We often encounter the filing of inflated claims by employees against their former employers. While for many contentions there is no dispute that if it turns out that they are baseless then the claim will be dismissed, there is one contention that could turn the table – breach of the duty to give notice to the employee about the terms of the employment.
The Employee Notification Law (Employment Conditions), 2002, imposes upon an employer an obligation to provide the employee with written notice specifying the employee’s terms of employment and to do so within 30 days of commencement of employment. The notice needs to include the job description, the name of the employee’s supervisor at the workplace, the length of the work day, social benefits, salary, and more.
One can understand It is possible to understand why oral agreements are not sufficient, but why is a separate written notice required when an employment agreement is signed? After all, this is a technical notice only. The Labor Courts held that the requirement to give written notice of employment conditions is not a technical matter at all. This is a requirement that is part of the obligation to act in good faith and in an acceptable manner in labor relations. Its purpose is to inform the employee in an orderly manner of all the conditions of the employment, thereby preventing misunderstandings. As a result, legal disputes regarding the terms of employment agreed between the parties will also be avoided. In this context, it is important to note that even when notice is given to the employee regarding the terms of the employment, in the case of any change of conditions during the employment period it is necessary to provide an updated notice.

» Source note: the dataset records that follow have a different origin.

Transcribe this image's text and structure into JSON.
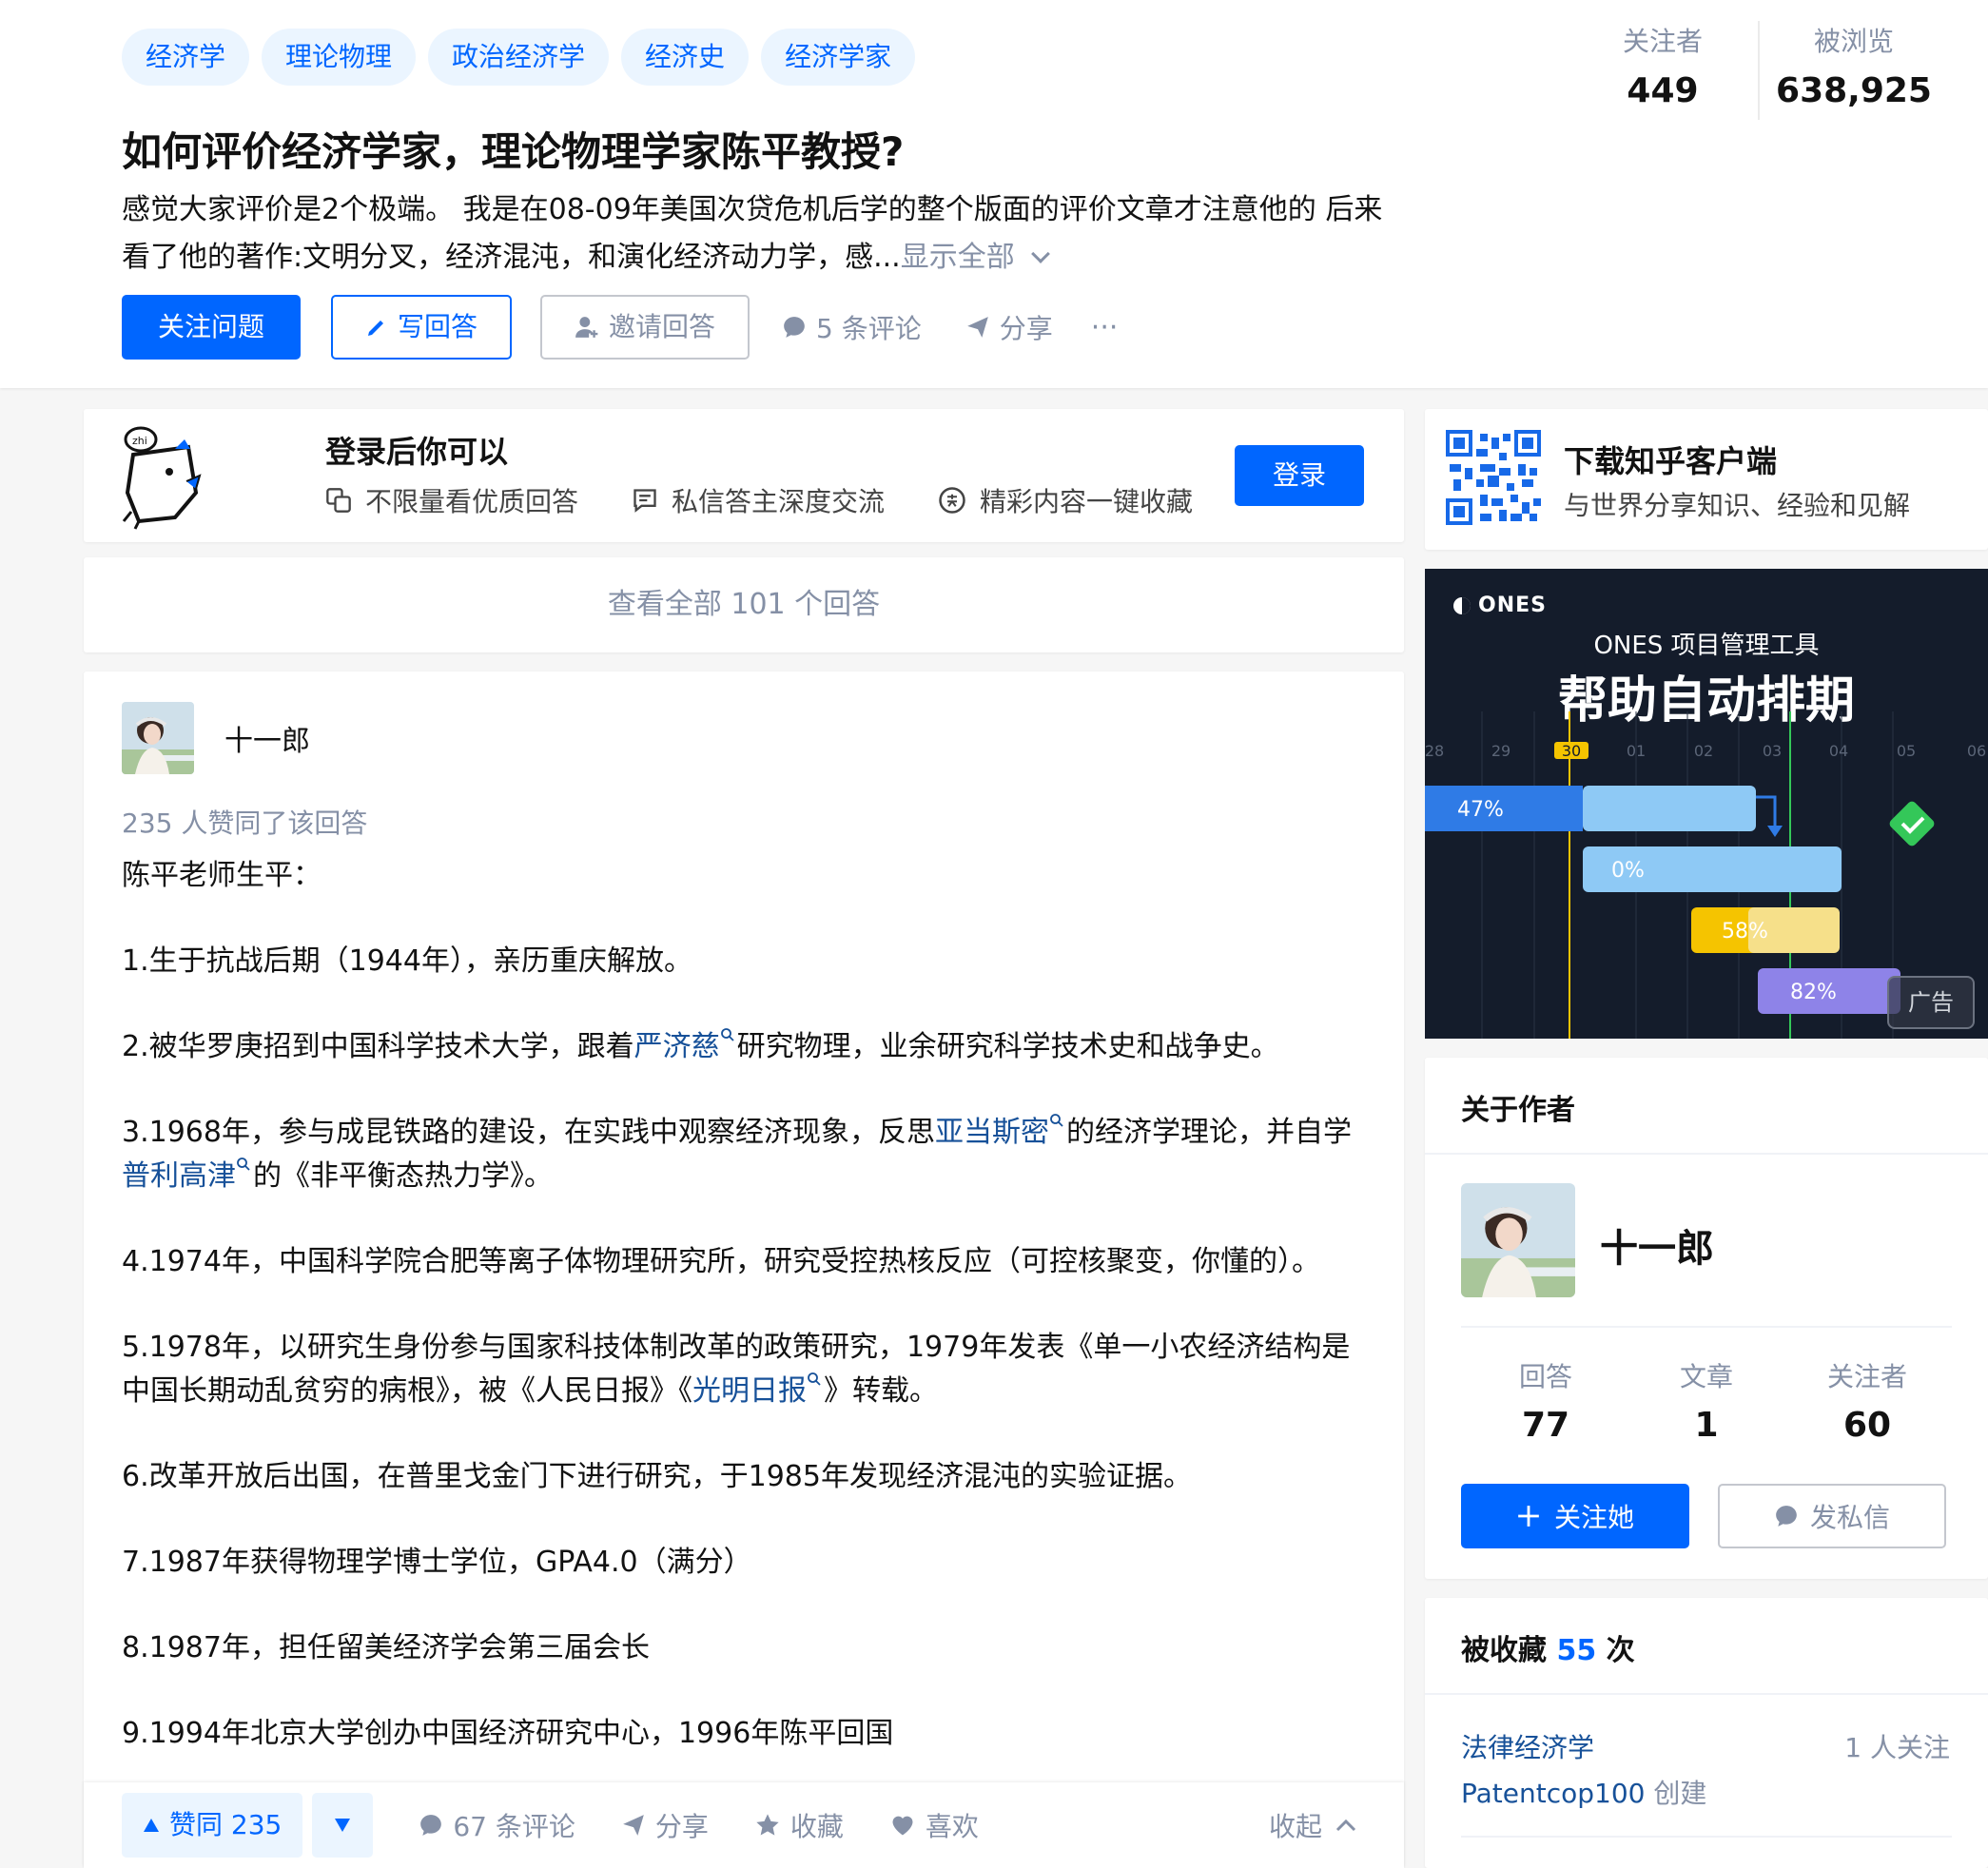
{
  "question": {
    "topics": [
      "经济学",
      "理论物理",
      "政治经济学",
      "经济史",
      "经济学家"
    ],
    "title": "如何评价经济学家，理论物理学家陈平教授?",
    "detail_line1": "感觉大家评价是2个极端。 我是在08-09年美国次贷危机后学的整个版面的评价文章才注意他的 后来",
    "detail_line2": "看了他的著作:文明分叉，经济混沌，和演化经济动力学，感...",
    "show_all": "显示全部",
    "actions": {
      "follow": "关注问题",
      "write": "写回答",
      "invite": "邀请回答",
      "comments": "5 条评论",
      "share": "分享",
      "more": "···"
    },
    "stats": {
      "followers_label": "关注者",
      "followers": "449",
      "views_label": "被浏览",
      "views": "638,925"
    }
  },
  "login_prompt": {
    "title": "登录后你可以",
    "features": [
      "不限量看优质回答",
      "私信答主深度交流",
      "精彩内容一键收藏"
    ],
    "login": "登录"
  },
  "all_answers": "查看全部 101 个回答",
  "answer": {
    "author": "十一郎",
    "votes_line": "235 人赞同了该回答",
    "intro": "陈平老师生平：",
    "items": {
      "i1": "1.生于抗战后期（1944年），亲历重庆解放。",
      "i2_a": "2.被华罗庚招到中国科学技术大学，跟着",
      "i2_link": "严济慈",
      "i2_b": "研究物理，业余研究科学技术史和战争史。",
      "i3_a": "3.1968年，参与成昆铁路的建设，在实践中观察经济现象，反思",
      "i3_link1": "亚当斯密",
      "i3_b": "的经济学理论，并自学",
      "i3_link2": "普利高津",
      "i3_c": "的《非平衡态热力学》。",
      "i4": "4.1974年，中国科学院合肥等离子体物理研究所，研究受控热核反应（可控核聚变，你懂的）。",
      "i5_a": "5.1978年，以研究生身份参与国家科技体制改革的政策研究，1979年发表《单一小农经济结构是",
      "i5_b": "中国长期动乱贫穷的病根》，被《人民日报》《",
      "i5_link": "光明日报",
      "i5_c": "》转载。",
      "i6": "6.改革开放后出国，在普里戈金门下进行研究，于1985年发现经济混沌的实验证据。",
      "i7": "7.1987年获得物理学博士学位，GPA4.0（满分）",
      "i8": "8.1987年，担任留美经济学会第三届会长",
      "i9": "9.1994年北京大学创办中国经济研究中心，1996年陈平回国"
    },
    "footer": {
      "upvote": "赞同 235",
      "comments": "67 条评论",
      "share": "分享",
      "collect": "收藏",
      "like": "喜欢",
      "collapse": "收起"
    }
  },
  "sidebar": {
    "download": {
      "title": "下载知乎客户端",
      "subtitle": "与世界分享知识、经验和见解"
    },
    "ad": {
      "brand": "ONES",
      "subtitle": "ONES 项目管理工具",
      "headline": "帮助自动排期",
      "dates": [
        "28",
        "29",
        "30",
        "01",
        "02",
        "03",
        "04",
        "05",
        "06"
      ],
      "bars": [
        "47%",
        "0%",
        "58%",
        "82%"
      ],
      "tag": "广告"
    },
    "about": {
      "title": "关于作者",
      "name": "十一郎",
      "answers_label": "回答",
      "answers": "77",
      "articles_label": "文章",
      "articles": "1",
      "followers_label": "关注者",
      "followers": "60",
      "follow": "关注她",
      "message": "发私信"
    },
    "collected": {
      "prefix": "被收藏",
      "count": "55",
      "suffix": "次",
      "item_name": "法律经济学",
      "item_followers": "1 人关注",
      "item_creator": "Patentcop100",
      "item_created": "创建"
    }
  },
  "colors": {
    "brand": "#0066ff",
    "link": "#175199",
    "muted": "#8590a6",
    "ad_bg": "#141c2b"
  }
}
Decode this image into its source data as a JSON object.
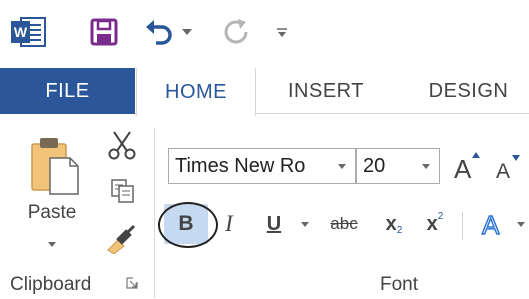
{
  "qat": {
    "app_icon": "word-logo-icon",
    "save_icon": "save-icon",
    "undo_icon": "undo-icon",
    "redo_icon": "redo-icon",
    "more_icon": "customize-toolbar-icon",
    "app_badge": "W"
  },
  "tabs": {
    "file": "FILE",
    "home": "HOME",
    "insert": "INSERT",
    "design": "DESIGN"
  },
  "clipboard": {
    "paste_label": "Paste",
    "group_label": "Clipboard"
  },
  "font": {
    "font_name": "Times New Ro",
    "font_size": "20",
    "bold": "B",
    "italic": "I",
    "underline": "U",
    "strikethrough": "abc",
    "subscript_base": "x",
    "subscript_mark": "2",
    "superscript_base": "x",
    "superscript_mark": "2",
    "grow_letter": "A",
    "shrink_letter": "A",
    "effects_letter": "A",
    "group_label": "Font"
  },
  "colors": {
    "file_tab": "#2b579a",
    "active_tab_text": "#2b579a",
    "bold_highlight": "#c5d9f1",
    "save_icon": "#7a2c8c",
    "undo_icon": "#2b579a",
    "effects_icon": "#2e75d6"
  }
}
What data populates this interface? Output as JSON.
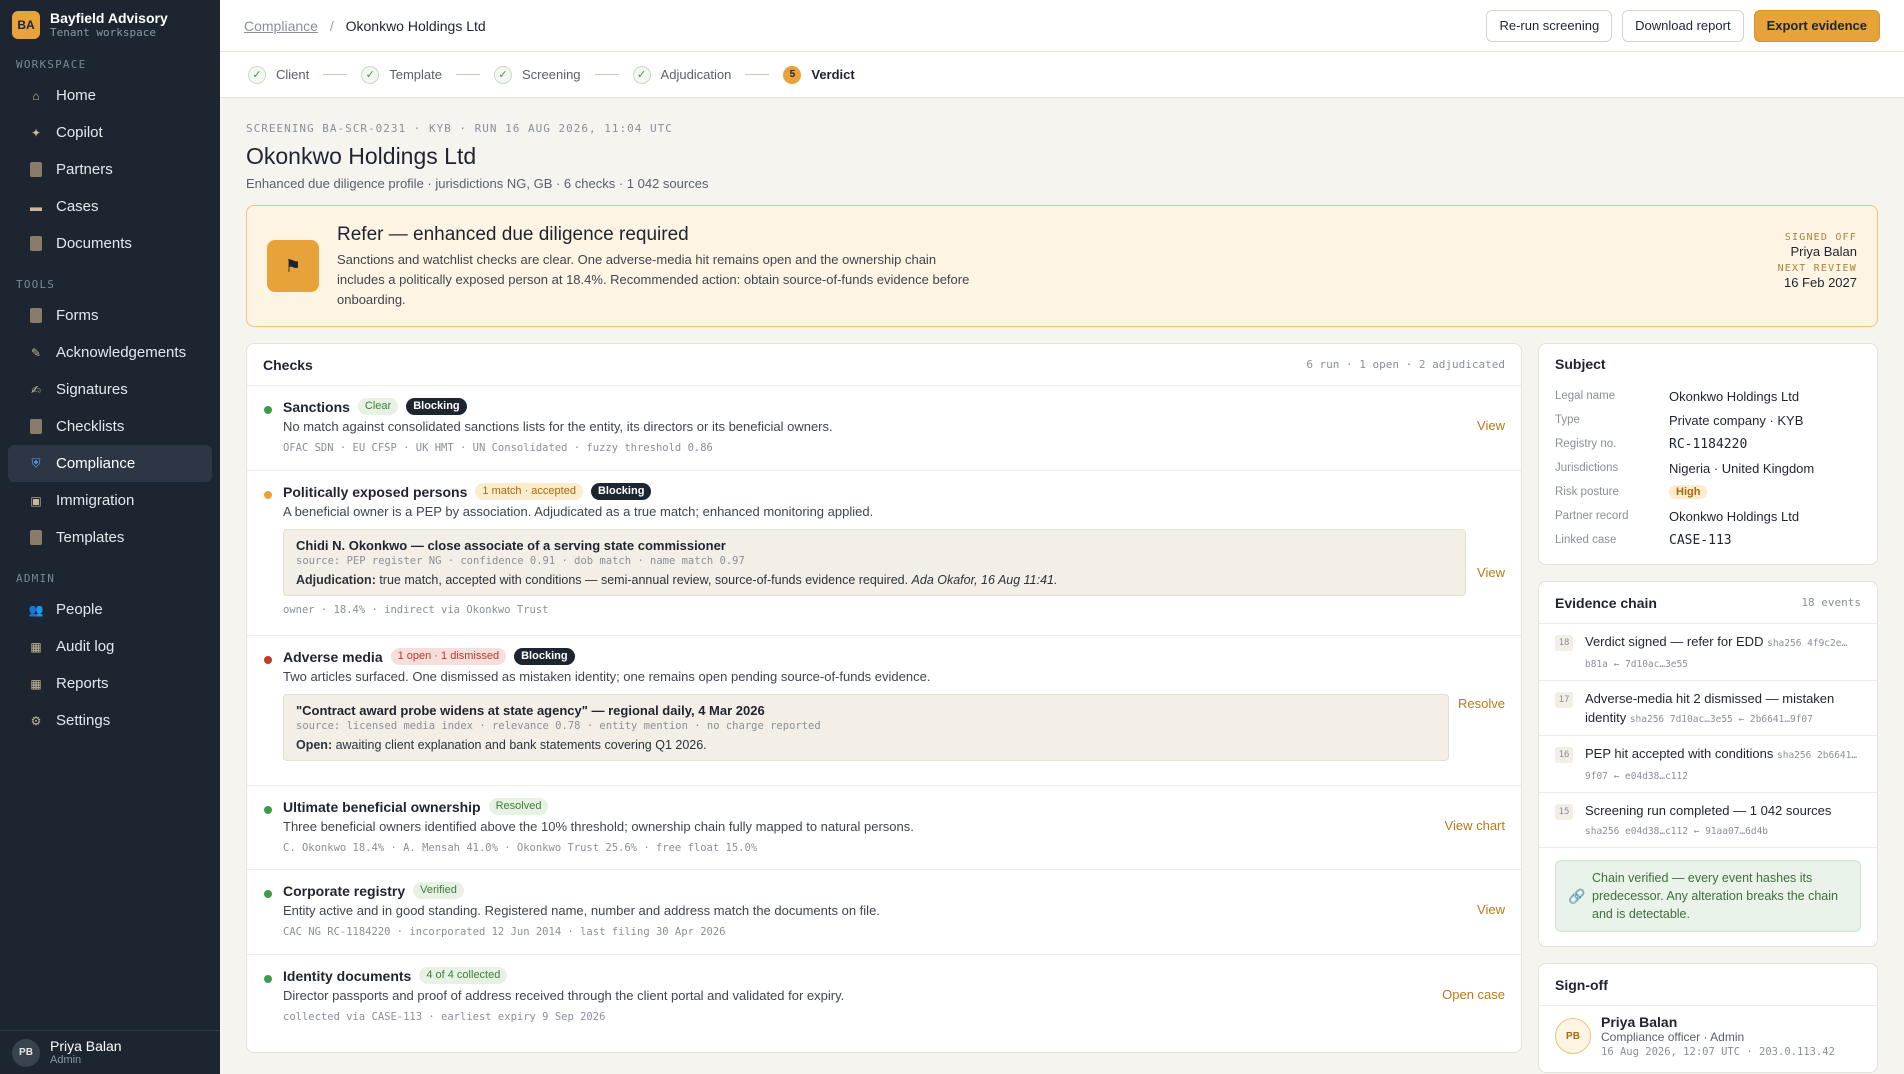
{
  "brand": {
    "logo": "BA",
    "name": "Bayfield Advisory",
    "sub": "Tenant workspace"
  },
  "nav": {
    "workspace_label": "WORKSPACE",
    "workspace": [
      {
        "label": "Home",
        "icon": "home-icon"
      },
      {
        "label": "Copilot",
        "icon": "sparkle-icon"
      },
      {
        "label": "Partners",
        "icon": "document-icon"
      },
      {
        "label": "Cases",
        "icon": "folder-icon"
      },
      {
        "label": "Documents",
        "icon": "document-icon"
      }
    ],
    "tools_label": "TOOLS",
    "tools": [
      {
        "label": "Forms",
        "icon": "document-icon"
      },
      {
        "label": "Acknowledgements",
        "icon": "pen-icon"
      },
      {
        "label": "Signatures",
        "icon": "signature-icon"
      },
      {
        "label": "Checklists",
        "icon": "document-icon"
      },
      {
        "label": "Compliance",
        "icon": "shield-icon",
        "active": true
      },
      {
        "label": "Immigration",
        "icon": "passport-icon"
      },
      {
        "label": "Templates",
        "icon": "document-icon"
      }
    ],
    "admin_label": "ADMIN",
    "admin": [
      {
        "label": "People",
        "icon": "people-icon"
      },
      {
        "label": "Audit log",
        "icon": "chart-icon"
      },
      {
        "label": "Reports",
        "icon": "chart-icon"
      },
      {
        "label": "Settings",
        "icon": "gear-icon"
      }
    ]
  },
  "user": {
    "initials": "PB",
    "name": "Priya Balan",
    "role": "Admin"
  },
  "breadcrumb": {
    "parent": "Compliance",
    "current": "Okonkwo Holdings Ltd"
  },
  "actions": {
    "rerun": "Re-run screening",
    "download": "Download report",
    "export": "Export evidence"
  },
  "steps": [
    {
      "label": "Client",
      "mark": "✓"
    },
    {
      "label": "Template",
      "mark": "✓"
    },
    {
      "label": "Screening",
      "mark": "✓"
    },
    {
      "label": "Adjudication",
      "mark": "✓"
    },
    {
      "label": "Verdict",
      "mark": "5",
      "current": true
    }
  ],
  "header": {
    "meta": "SCREENING BA-SCR-0231 · KYB · RUN 16 AUG 2026, 11:04 UTC",
    "title": "Okonkwo Holdings Ltd",
    "subline": "Enhanced due diligence profile · jurisdictions NG, GB · 6 checks · 1 042 sources"
  },
  "verdict": {
    "title": "Refer — enhanced due diligence required",
    "body": "Sanctions and watchlist checks are clear. One adverse-media hit remains open and the ownership chain includes a politically exposed person at 18.4%. Recommended action: obtain source-of-funds evidence before onboarding.",
    "signed_label": "SIGNED OFF",
    "signed_by": "Priya Balan",
    "review_label": "NEXT REVIEW",
    "review_date": "16 Feb 2027"
  },
  "checks": {
    "title": "Checks",
    "meta": "6 run · 1 open · 2 adjudicated",
    "items": [
      {
        "name": "Sanctions",
        "status": "Clear",
        "blocking": "Blocking",
        "desc": "No match against consolidated sanctions lists for the entity, its directors or its beneficial owners.",
        "foot": "OFAC SDN · EU CFSP · UK HMT · UN Consolidated · fuzzy threshold 0.86",
        "action": "View"
      },
      {
        "name": "Politically exposed persons",
        "status": "1 match · accepted",
        "blocking": "Blocking",
        "desc": "A beneficial owner is a PEP by association. Adjudicated as a true match; enhanced monitoring applied.",
        "finding": {
          "title": "Chidi N. Okonkwo — close associate of a serving state commissioner",
          "src": "source: PEP register NG · confidence 0.91 · dob match · name match 0.97",
          "note_label": "Adjudication:",
          "note": " true match, accepted with conditions — semi-annual review, source-of-funds evidence required. ",
          "note_who": "Ada Okafor, 16 Aug 11:41."
        },
        "foot": "owner · 18.4% · indirect via Okonkwo Trust",
        "action": "View"
      },
      {
        "name": "Adverse media",
        "status": "1 open · 1 dismissed",
        "blocking": "Blocking",
        "desc": "Two articles surfaced. One dismissed as mistaken identity; one remains open pending source-of-funds evidence.",
        "finding": {
          "title": "\"Contract award probe widens at state agency\" — regional daily, 4 Mar 2026",
          "src": "source: licensed media index · relevance 0.78 · entity mention · no charge reported",
          "note_label": "Open:",
          "note": " awaiting client explanation and bank statements covering Q1 2026."
        },
        "action": "Resolve"
      },
      {
        "name": "Ultimate beneficial ownership",
        "status": "Resolved",
        "desc": "Three beneficial owners identified above the 10% threshold; ownership chain fully mapped to natural persons.",
        "foot": "C. Okonkwo 18.4% · A. Mensah 41.0% · Okonkwo Trust 25.6% · free float 15.0%",
        "action": "View chart"
      },
      {
        "name": "Corporate registry",
        "status": "Verified",
        "desc": "Entity active and in good standing. Registered name, number and address match the documents on file.",
        "foot": "CAC NG RC-1184220 · incorporated 12 Jun 2014 · last filing 30 Apr 2026",
        "action": "View"
      },
      {
        "name": "Identity documents",
        "status": "4 of 4 collected",
        "desc": "Director passports and proof of address received through the client portal and validated for expiry.",
        "foot": "collected via CASE-113 · earliest expiry 9 Sep 2026",
        "action": "Open case"
      }
    ]
  },
  "subject": {
    "title": "Subject",
    "rows": [
      {
        "k": "Legal name",
        "v": "Okonkwo Holdings Ltd"
      },
      {
        "k": "Type",
        "v": "Private company · KYB"
      },
      {
        "k": "Registry no.",
        "v": "RC-1184220"
      },
      {
        "k": "Jurisdictions",
        "v": "Nigeria · United Kingdom"
      },
      {
        "k": "Risk posture",
        "v": "High"
      },
      {
        "k": "Partner record",
        "v": "Okonkwo Holdings Ltd"
      },
      {
        "k": "Linked case",
        "v": "CASE-113"
      }
    ]
  },
  "evidence": {
    "title": "Evidence chain",
    "meta": "18 events",
    "events": [
      {
        "n": "18",
        "text": "Verdict signed — refer for EDD",
        "hash": "sha256 4f9c2e…b81a ← 7d10ac…3e55"
      },
      {
        "n": "17",
        "text": "Adverse-media hit 2 dismissed — mistaken identity",
        "hash": "sha256 7d10ac…3e55 ← 2b6641…9f07"
      },
      {
        "n": "16",
        "text": "PEP hit accepted with conditions",
        "hash": "sha256 2b6641…9f07 ← e04d38…c112"
      },
      {
        "n": "15",
        "text": "Screening run completed — 1 042 sources",
        "hash": "sha256 e04d38…c112 ← 91aa07…6d4b"
      }
    ],
    "chain_note": "Chain verified — every event hashes its predecessor. Any alteration breaks the chain and is detectable."
  },
  "signoff": {
    "title": "Sign-off",
    "initials": "PB",
    "name": "Priya Balan",
    "role": "Compliance officer · Admin",
    "stamp": "16 Aug 2026, 12:07 UTC · 203.0.113.42"
  },
  "colors": {
    "accent": "#e8a23a",
    "sidebar": "#1d2530",
    "ok": "#3f9a4a",
    "warn": "#e8a23a",
    "danger": "#c0392b"
  }
}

If no notice was duly given in writing as required under law and a claim was filed by the employee, if there is a dispute regarding the terms of employment, the burden of proving them will fall on the employer, in contradiction to the ordinary burden of proof that falls on the claimant. In addition, the violation of the law not only constitutes a criminal offense but is also a ground for the award of monetary compensation. Although no criteria have yet been set by the Labor Courts to determine monetary compensation, the law provides compensation of up to ILS 15,000 if an employee is not duly given notice. It should be emphasized at this point that even if the failure to deliver the notice to the employee was done in good faith, the Labor Courts tend to award compensation, often at least one salary, even where there is no dispute over the terms of employment.
Thus, the way to avoid claims of violation of the Employee Notification Law is simple, by automatically submitting the notice upon the commencement of employment and in any case of change in the terms of employment. It is very important that employers consult with a lawyer at the stage of formulating employment agreements for future employees, not only with respect to the terms of the agreement but also with regard to the formulation of the notice regarding the terms of employment and the manner of giving notice when the terms of employment are changed.